Having grandchildren is one of life’s great blessings. Our relationship with our grandchildren is unique and quite different from the relationship of a parent and a child. We love being parents and have enjoyed every phase of our children’s lives. And part of what makes being a grandparent so special is that we get to see our children as parents. Grandparents get in on some of the tasks of parents. We’ve changed diapers and we’ve helped to put children to bed at night. We’ve cooked meals for our grandchildren and we’ve watched over them as they play. But we also have a unique perspective. We know that their parents are their primary caregivers. We get to take breaks from the intensity of day to day care. We have a bit more time at this phase of our lives to simply play with our grandchildren and enter into their world and simply enjoy what is going on in their lives.

Since the birth of our first grandson, I have said many prayers for our grandchildren. During the 40 Days of Prayer for Children I have taken time to pray for them as individuals and to give thanks to God for the blessings that they are in our lives. Today, as our prayer vigil continues, I am especially grateful for our opportunities to live as multi-generational families.
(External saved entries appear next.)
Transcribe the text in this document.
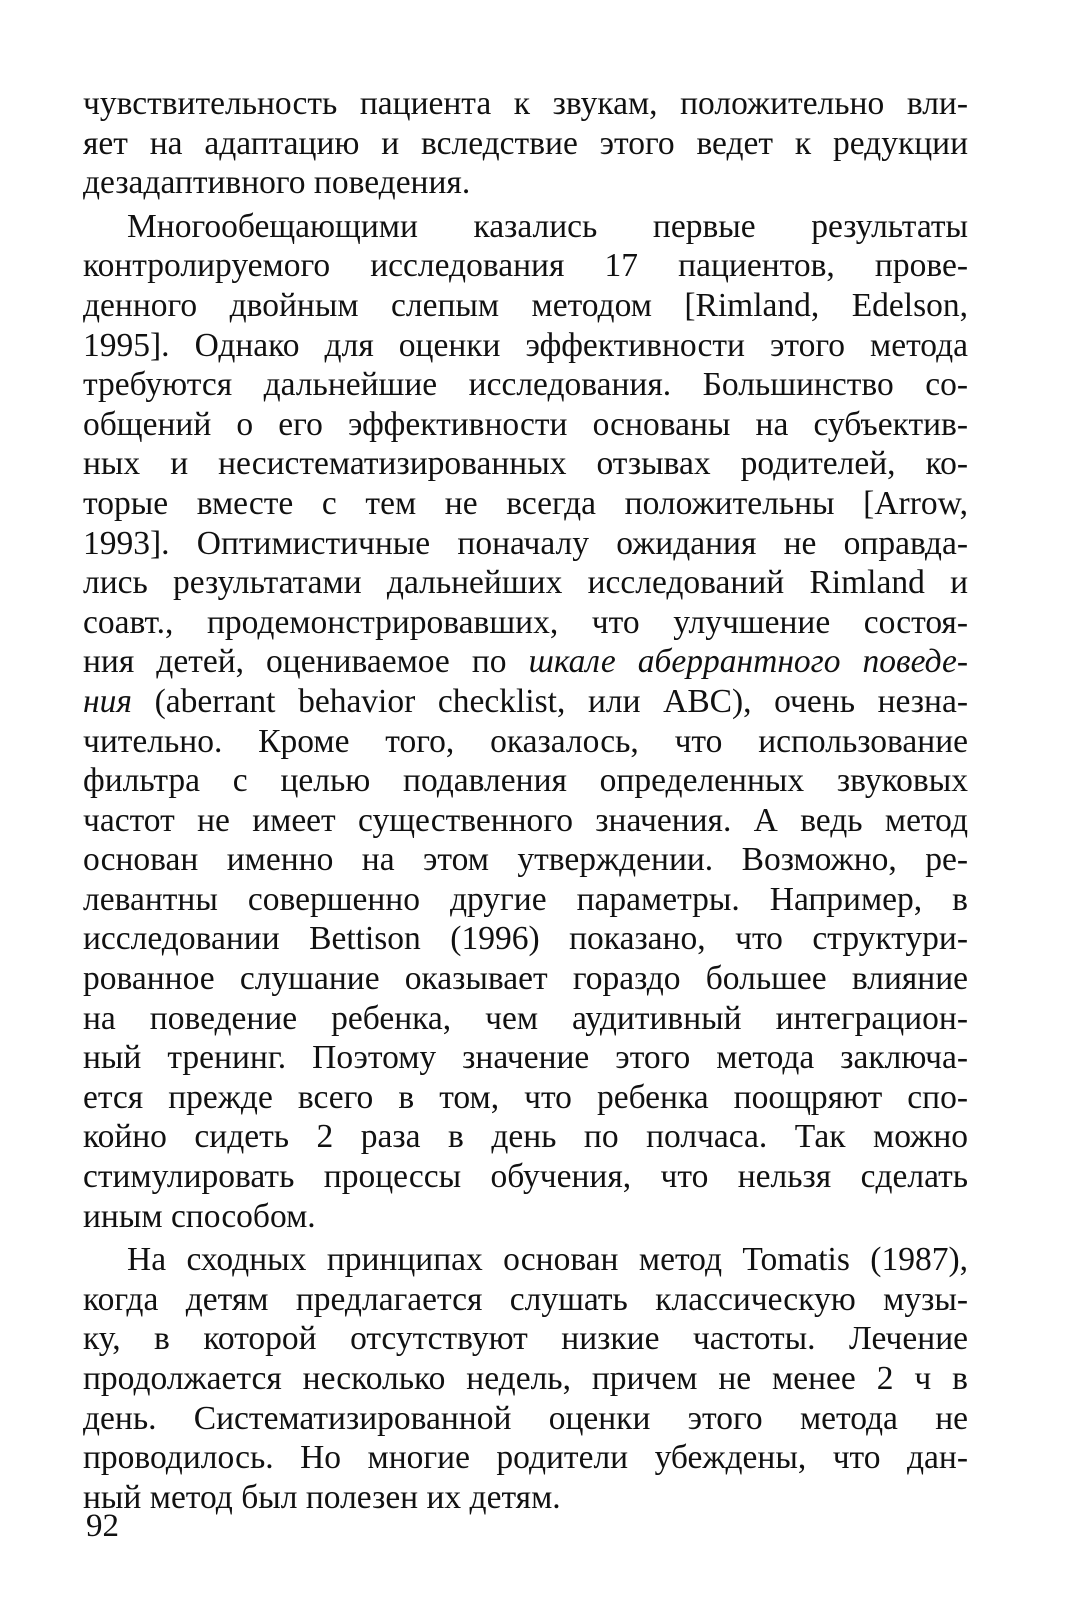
чувствительность пациента к звукам, положительно вли-
яет на адаптацию и вследствие этого ведет к редукции
дезадаптивного поведения.
Многообещающими казались первые результаты
контролируемого исследования 17 пациентов, прове-
денного двойным слепым методом [Rimland, Edelson,
1995]. Однако для оценки эффективности этого метода
требуются дальнейшие исследования. Большинство со-
общений о его эффективности основаны на субъектив-
ных и несистематизированных отзывах родителей, ко-
торые вместе с тем не всегда положительны [Arrow,
1993]. Оптимистичные поначалу ожидания не оправда-
лись результатами дальнейших исследований Rimland и
соавт., продемонстрировавших, что улучшение состоя-
ния детей, оцениваемое по шкале аберрантного поведе-
ния (aberrant behavior checklist, или ABC), очень незна-
чительно. Кроме того, оказалось, что использование
фильтра с целью подавления определенных звуковых
частот не имеет существенного значения. А ведь метод
основан именно на этом утверждении. Возможно, ре-
левантны совершенно другие параметры. Например, в
исследовании Bettison (1996) показано, что структури-
рованное слушание оказывает гораздо большее влияние
на поведение ребенка, чем аудитивный интеграцион-
ный тренинг. Поэтому значение этого метода заключа-
ется прежде всего в том, что ребенка поощряют спо-
койно сидеть 2 раза в день по полчаса. Так можно
стимулировать процессы обучения, что нельзя сделать
иным способом.
На сходных принципах основан метод Tomatis (1987),
когда детям предлагается слушать классическую музы-
ку, в которой отсутствуют низкие частоты. Лечение
продолжается несколько недель, причем не менее 2 ч в
день. Систематизированной оценки этого метода не
проводилось. Но многие родители убеждены, что дан-
ный метод был полезен их детям.
92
How wonderful it is, gracious God, that we are given opportunities to watch children grow. You have blessed us with children and they have become blessings in our lives. Your creation continues forever and so in the course of time our children have become adults and have become parents of children of their own. What a treasure our grandchildren are for our lives. Through them we begin to understand the linking of generations.

We remember that that stories of our people are filled with examples of how your promise to your people isn’t about a single generation, but rather a commitment to all of the generations of our people. In you we are linked with those who have gone before and with those who will come after our time of life on this earth has ended. You continue to demonstrate your love for every generation. You continue to shower blessings on your people.

Thank you, God, for the gift of children and grandchildren. Thank you for the many ways in which we can share in their lives. They refresh our spirits. They renew our hope. May we continue to find new ways to express our love and care for them. In your holy name we pray, Amen.